Step-by-step explanation:
Understanding the Function f(x)
To find the correct graph of the function f(x) = x² + 3x + 5/x + 2, we need to consider both vertical and oblique asymptotes. Vertical asymptotes occur where the function is undefined, which in this case is when the denominator is zero. So, the vertical asymptote is at x = -2, since that would make the denominator 0. An oblique or slant asymptote can sometimes occur when the degree of the numerator is one higher than the denominator, and it's found by long division of the polynomials.

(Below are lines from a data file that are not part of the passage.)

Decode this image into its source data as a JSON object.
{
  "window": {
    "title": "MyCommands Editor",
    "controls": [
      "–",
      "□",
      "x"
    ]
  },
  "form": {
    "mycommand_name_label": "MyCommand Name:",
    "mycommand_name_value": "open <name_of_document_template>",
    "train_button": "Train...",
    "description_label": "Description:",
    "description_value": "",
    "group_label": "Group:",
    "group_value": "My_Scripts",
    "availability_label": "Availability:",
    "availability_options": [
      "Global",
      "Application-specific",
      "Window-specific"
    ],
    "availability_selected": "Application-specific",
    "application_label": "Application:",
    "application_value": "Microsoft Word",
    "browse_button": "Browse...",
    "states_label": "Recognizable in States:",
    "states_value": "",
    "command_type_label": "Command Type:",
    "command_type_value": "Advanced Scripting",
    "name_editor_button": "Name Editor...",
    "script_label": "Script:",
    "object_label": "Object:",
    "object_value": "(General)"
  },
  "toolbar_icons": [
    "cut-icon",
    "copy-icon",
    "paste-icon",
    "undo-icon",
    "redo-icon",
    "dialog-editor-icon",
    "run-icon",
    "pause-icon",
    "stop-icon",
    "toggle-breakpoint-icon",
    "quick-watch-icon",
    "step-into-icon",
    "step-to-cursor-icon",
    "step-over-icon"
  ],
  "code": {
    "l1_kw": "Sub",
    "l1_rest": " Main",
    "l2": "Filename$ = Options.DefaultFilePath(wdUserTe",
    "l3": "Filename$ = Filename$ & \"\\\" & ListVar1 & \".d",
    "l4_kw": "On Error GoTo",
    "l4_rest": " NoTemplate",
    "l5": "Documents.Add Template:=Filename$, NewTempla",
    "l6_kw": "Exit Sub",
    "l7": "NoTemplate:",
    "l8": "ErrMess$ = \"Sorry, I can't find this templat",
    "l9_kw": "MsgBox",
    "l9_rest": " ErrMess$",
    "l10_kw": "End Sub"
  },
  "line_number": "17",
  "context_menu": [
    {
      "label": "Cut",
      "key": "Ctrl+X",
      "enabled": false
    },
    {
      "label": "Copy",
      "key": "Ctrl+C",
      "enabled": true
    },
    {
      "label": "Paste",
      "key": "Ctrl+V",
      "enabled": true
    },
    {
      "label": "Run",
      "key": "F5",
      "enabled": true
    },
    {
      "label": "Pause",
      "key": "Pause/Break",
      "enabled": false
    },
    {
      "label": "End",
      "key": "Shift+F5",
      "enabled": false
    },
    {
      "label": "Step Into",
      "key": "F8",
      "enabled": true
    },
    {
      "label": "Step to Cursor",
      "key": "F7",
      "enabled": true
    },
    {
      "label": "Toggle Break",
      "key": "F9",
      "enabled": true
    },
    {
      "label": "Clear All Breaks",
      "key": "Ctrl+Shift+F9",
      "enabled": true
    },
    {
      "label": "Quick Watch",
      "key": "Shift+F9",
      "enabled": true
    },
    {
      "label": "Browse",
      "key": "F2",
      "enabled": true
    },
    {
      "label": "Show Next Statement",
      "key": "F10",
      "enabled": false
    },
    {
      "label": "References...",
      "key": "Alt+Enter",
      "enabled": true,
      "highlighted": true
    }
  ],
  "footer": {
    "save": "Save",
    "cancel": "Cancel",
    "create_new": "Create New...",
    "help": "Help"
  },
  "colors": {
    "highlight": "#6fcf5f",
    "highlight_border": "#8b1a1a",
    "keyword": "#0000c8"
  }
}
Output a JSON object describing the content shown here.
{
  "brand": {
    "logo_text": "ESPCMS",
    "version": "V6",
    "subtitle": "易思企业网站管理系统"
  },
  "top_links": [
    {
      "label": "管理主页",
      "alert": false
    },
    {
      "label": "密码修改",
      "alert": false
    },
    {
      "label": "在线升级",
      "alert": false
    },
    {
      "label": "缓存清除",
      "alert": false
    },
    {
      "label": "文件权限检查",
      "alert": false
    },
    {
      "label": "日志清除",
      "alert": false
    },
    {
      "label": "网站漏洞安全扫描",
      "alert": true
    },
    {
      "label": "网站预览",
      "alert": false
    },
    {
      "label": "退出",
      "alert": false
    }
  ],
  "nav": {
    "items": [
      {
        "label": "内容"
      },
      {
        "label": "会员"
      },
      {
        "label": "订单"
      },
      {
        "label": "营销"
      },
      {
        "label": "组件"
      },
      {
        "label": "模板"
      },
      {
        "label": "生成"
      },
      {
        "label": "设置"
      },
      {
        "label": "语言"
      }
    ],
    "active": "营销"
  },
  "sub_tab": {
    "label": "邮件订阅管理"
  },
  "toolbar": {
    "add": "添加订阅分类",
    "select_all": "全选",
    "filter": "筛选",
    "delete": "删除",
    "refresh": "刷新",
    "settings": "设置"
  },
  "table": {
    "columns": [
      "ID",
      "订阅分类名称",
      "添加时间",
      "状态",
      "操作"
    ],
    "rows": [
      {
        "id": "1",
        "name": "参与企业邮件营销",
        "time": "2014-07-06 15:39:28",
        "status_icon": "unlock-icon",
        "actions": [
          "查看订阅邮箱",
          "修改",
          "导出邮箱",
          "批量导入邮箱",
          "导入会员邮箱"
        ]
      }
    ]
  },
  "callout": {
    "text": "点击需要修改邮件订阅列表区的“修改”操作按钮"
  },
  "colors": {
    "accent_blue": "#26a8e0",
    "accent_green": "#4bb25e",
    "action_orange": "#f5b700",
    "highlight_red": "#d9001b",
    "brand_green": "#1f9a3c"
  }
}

However, the given function does not fit this exact scenario because the numerator and denominator are not such that the degree of the numerator is exactly one higher than the denominator.
Considering the provided options, all of them incorrectly assume an oblique asymptote, which suggests there might have been an error in forming the options or in the original function stated. Given the nature of the function, as x becomes very large or very negative, the x² term in the numerator will dominate, driving the value of the function upward, without approaching a straight line. However, if we ignore the fact that the form doesn't perfectly fit the case for an oblique asymptote and attempt long division, we would find that the leading term of the quotient (if we had a linear term in the numerator with a higher degree) would be x, indicating that if there were an oblique asymptote, it would resemble y = x + b, for some constant b.
Considering these analyses and disregarding the impossibility of an oblique asymptote for the function as written, the closest correct choice would be d. graph with vertical asymptote of ( x = -2 ), and oblique asymptote of ( y = x + 1 ).